= Engineers Without Borders (Australia) =

Australian non-profit organization

Engineers Without Borders Australia (EWB) is an Australian non-profit organisation with 20 active chapters, operating nationally and internationally with the published aim of improving the quality of life of disadvantaged communities through education and the implementation of sustainable engineering projects. EWB Australia was established in 2003 by a group of engineers from Melbourne who were motivated to take action on the developmental front through engineering.

In its declaration of aims on its website, EWB Australia outlines four principal areas of focus:
1. Clean Water, Sanitation and Hygiene
2. Appropriate Housing
3. Clean Energy
4. Digital Access

EWB espouses a strengths-based approach to sustainable development and advocates the creation of systemic change through humanitarian engineering. The EWB declares support for the UN Sustainable Development Goals, whose 17 goal areas it regards as replacing the Millennium Development Goals, using them as part of the framework through which it operates in partnership with developing communities.

The organisation offers assistance to entrepreneurs, ranging from problem identification to the design, implementation and support of solutions, with an emphasis on education and training. EWB engages with engineering students, professionals in the industry as well as the broader community in three key areas: Programs (Projects), Education and Advocacy.

In its 2005 Conference held at the University of Melbourne, "necessary steps and actions to foster effective development at the grass roots, and identify the social, cultural, economic, and environmental aspects of development work" were tabled for debate.

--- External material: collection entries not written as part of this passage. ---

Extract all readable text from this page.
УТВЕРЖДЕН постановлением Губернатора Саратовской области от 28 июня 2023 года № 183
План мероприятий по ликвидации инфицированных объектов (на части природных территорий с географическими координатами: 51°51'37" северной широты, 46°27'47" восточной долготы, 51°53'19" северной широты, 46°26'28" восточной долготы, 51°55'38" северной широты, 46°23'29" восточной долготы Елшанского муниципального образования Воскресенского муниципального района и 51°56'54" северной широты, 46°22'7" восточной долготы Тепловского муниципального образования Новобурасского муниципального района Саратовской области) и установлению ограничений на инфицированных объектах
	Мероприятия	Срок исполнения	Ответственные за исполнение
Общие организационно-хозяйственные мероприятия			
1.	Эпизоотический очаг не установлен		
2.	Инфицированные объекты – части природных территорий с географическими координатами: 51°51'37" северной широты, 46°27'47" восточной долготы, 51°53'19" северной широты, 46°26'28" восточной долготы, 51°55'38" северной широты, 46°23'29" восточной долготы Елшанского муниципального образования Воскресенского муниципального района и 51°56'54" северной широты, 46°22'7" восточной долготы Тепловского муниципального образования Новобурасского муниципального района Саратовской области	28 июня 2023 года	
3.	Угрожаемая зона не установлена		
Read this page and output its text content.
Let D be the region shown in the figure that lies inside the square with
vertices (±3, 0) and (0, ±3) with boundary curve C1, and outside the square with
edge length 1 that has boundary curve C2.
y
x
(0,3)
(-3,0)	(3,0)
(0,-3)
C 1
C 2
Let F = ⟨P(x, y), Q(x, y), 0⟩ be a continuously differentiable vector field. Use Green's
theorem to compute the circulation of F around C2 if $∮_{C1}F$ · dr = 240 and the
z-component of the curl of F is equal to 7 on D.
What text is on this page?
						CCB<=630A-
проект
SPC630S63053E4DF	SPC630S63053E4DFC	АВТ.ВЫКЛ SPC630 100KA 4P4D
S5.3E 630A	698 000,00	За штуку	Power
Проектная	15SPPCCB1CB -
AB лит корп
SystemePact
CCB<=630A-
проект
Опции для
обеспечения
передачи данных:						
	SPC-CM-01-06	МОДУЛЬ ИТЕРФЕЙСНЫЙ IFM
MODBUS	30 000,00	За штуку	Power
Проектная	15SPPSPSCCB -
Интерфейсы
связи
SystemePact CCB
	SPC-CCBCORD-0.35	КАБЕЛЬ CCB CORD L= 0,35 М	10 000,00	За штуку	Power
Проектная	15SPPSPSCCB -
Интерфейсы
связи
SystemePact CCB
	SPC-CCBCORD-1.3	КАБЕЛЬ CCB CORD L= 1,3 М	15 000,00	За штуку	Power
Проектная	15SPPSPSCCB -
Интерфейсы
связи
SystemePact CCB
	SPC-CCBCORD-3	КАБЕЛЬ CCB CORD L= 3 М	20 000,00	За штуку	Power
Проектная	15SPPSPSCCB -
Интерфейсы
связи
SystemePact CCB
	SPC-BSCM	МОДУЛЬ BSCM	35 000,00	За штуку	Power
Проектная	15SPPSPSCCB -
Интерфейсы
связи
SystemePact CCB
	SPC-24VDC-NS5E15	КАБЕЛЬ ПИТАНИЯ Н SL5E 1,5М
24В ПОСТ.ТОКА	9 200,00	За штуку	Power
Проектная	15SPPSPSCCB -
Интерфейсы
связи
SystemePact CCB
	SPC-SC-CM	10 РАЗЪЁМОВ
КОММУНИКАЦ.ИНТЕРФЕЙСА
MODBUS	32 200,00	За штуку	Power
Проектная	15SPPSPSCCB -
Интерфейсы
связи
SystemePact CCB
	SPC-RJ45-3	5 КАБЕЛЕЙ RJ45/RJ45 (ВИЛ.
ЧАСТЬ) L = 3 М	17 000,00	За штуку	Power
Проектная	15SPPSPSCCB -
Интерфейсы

At its Engage 2009 National Conference, prominent reporter Eric Campbell gave a talk entitled 'Reporting on the World'. The 2011 Conference was held at Fremantle with a focus on "undergraduate engineering experience, with engineering academics from all around the world presenting on their research and practice".

In 2017 EWB granted an Innovation Award to students at the University of Canterbury (New Zealand)

In Financial Year 2019, EWB reported AUD$4.6mil in income.